Erin, a sophomore at The Key School in Annapolis, said she first thought her mother was crazy, then became enthusiastic about the idea.

Julie's other child, Anne, 18, was away at college, and the mountain climb also served as a way to break her out of a funk about her firstborn leaving the nest.

Julie shed about 30 pounds before heading to Africa for the epic adventure during Erin's February school break, but it still proved to be a stern test. Even though Kilimanjaro isn't supposed to be killer climb and porters guided the group, toting supplies, each participant (there were 11 climbers in all) still had to do all the leg work. And that could last up to eight to 10 hours a day through foul weather and up rock walls.

By the time the group stopped each day, Julie and Erin usually only mustered enough energy for a quick dinner before heading straight to bed.

“I knew it wasn't going to be a walk in the park,” Julie said with a smile. “I thought (it'd be like) an uphill hike. It was a little more intense. … I wasn't prepared for the mud, the snow and the rain. There was absolute fatigue; mindless fatigue.”

They reached the summit in seven days, then took two more to get back down. The hardest part for Julie came the night before they reached the top. She couldn't sleep and thinks she had a panic attack. She got out of her tent, spent three hours looking at the breathtaking scenery, and vowed to continue.

“I learned that I can really reach down and dig down deep when I really didn't think I had it in me,” Julie said.

The ascent to the summit was difficult because of the thin air, but the mother-daughter duo made it.

“There was no air, You're panting with the slightest movement,” Julie said. Then, after a moment's pause, she grinned and added, “It was great.”

“It was hell,” Erin said. “But it was the greatest thing I've ever done. It taught me a lot about myself.

Once you set a goal, you can't go back on it. You've got to keep (moving) forward.”

Randi's daughter Elise, 16, who also attends Key, said she always knew her friend was tough.

“I didn't know how tough,” Elise said.
 
The new normal

The Caverlys returned from their trip a few weeks ago, the day before Erin had to head back to Key.

Both of their lives have returned almost to normal, though Julie is still nursing sore feet after the toenails on her big toes had to be removed because of injuries caused by all the climbing.

Mother and daughter, who have an even stronger bond now, posted photographs of their excursion on Facebook, and the bathroom that was supposed to be remodeled now instead has a few new pictures hanging on the wall. Erin also got a Maasai spear as a souvenir.

“In the pictures (the mountain) isn't as massive; it's not as impressive,” Erin said.

Friends, though, continue to be inspired by their effort, and maybe none more than Nancy Kriebel of Annapolis. In her backpack, Julie kept a plastic baggie containing the ashes of Kriebel's mother, who died in 2004 from amyotrophic lateral sclerosis. She scattered the ashes at the summit.

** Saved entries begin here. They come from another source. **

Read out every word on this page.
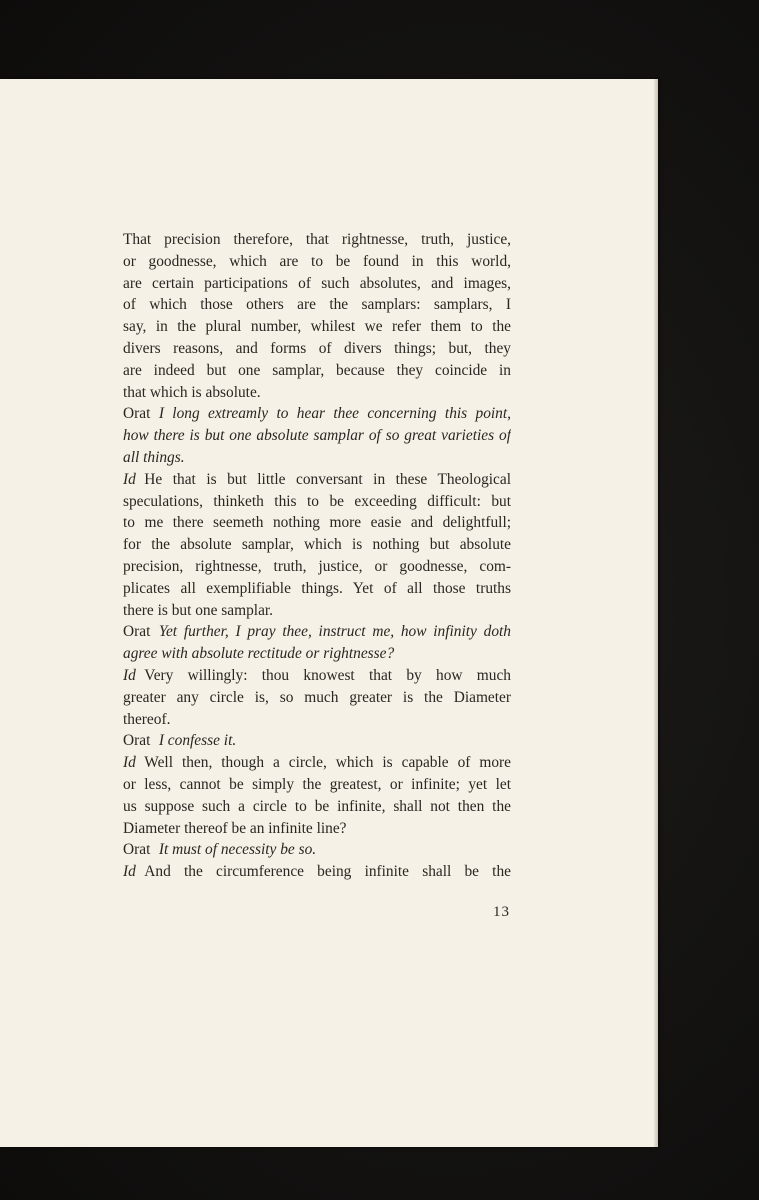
That precision therefore, that rightnesse, truth, justice,
or goodnesse, which are to be found in this world,
are certain participations of such absolutes, and images,
of which those others are the samplars: samplars, I
say, in the plural number, whilest we refer them to the
divers reasons, and forms of divers things; but, they
are indeed but one samplar, because they coincide in
that which is absolute.
Orat I long extreamly to hear thee concerning this point,
how there is but one absolute samplar of so great varieties of
all things.
Id He that is but little conversant in these Theological
speculations, thinketh this to be exceeding difficult: but
to me there seemeth nothing more easie and delightfull;
for the absolute samplar, which is nothing but absolute
precision, rightnesse, truth, justice, or goodnesse, com-
plicates all exemplifiable things. Yet of all those truths
there is but one samplar.
Orat Yet further, I pray thee, instruct me, how infinity doth
agree with absolute rectitude or rightnesse?
Id Very willingly: thou knowest that by how much
greater any circle is, so much greater is the Diameter
thereof.
Orat I confesse it.
Id Well then, though a circle, which is capable of more
or less, cannot be simply the greatest, or infinite; yet let
us suppose such a circle to be infinite, shall not then the
Diameter thereof be an infinite line?
Orat It must of necessity be so.
Id And the circumference being infinite shall be the
13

“I'm so proud of her and grateful to her,” Kriebel said. “I feel so blessed she's such a dear friend and she would do something like that for me and for my mother.”

Julie, meanwhile, is gathering supplies to send to one of the porters she befriended on the trip. She saw the poverty he lived in, and is trying to help, also sending money for the school tuition of his three youngest children.

Since she's been back, she's vowed to stay fit and it looks like she'll stay that way at least for another couple months. She's arranged a Grand Canyon hiking trip with another Kilimanjaro climber in May.

“After that, I may just get fat again,”­ she said.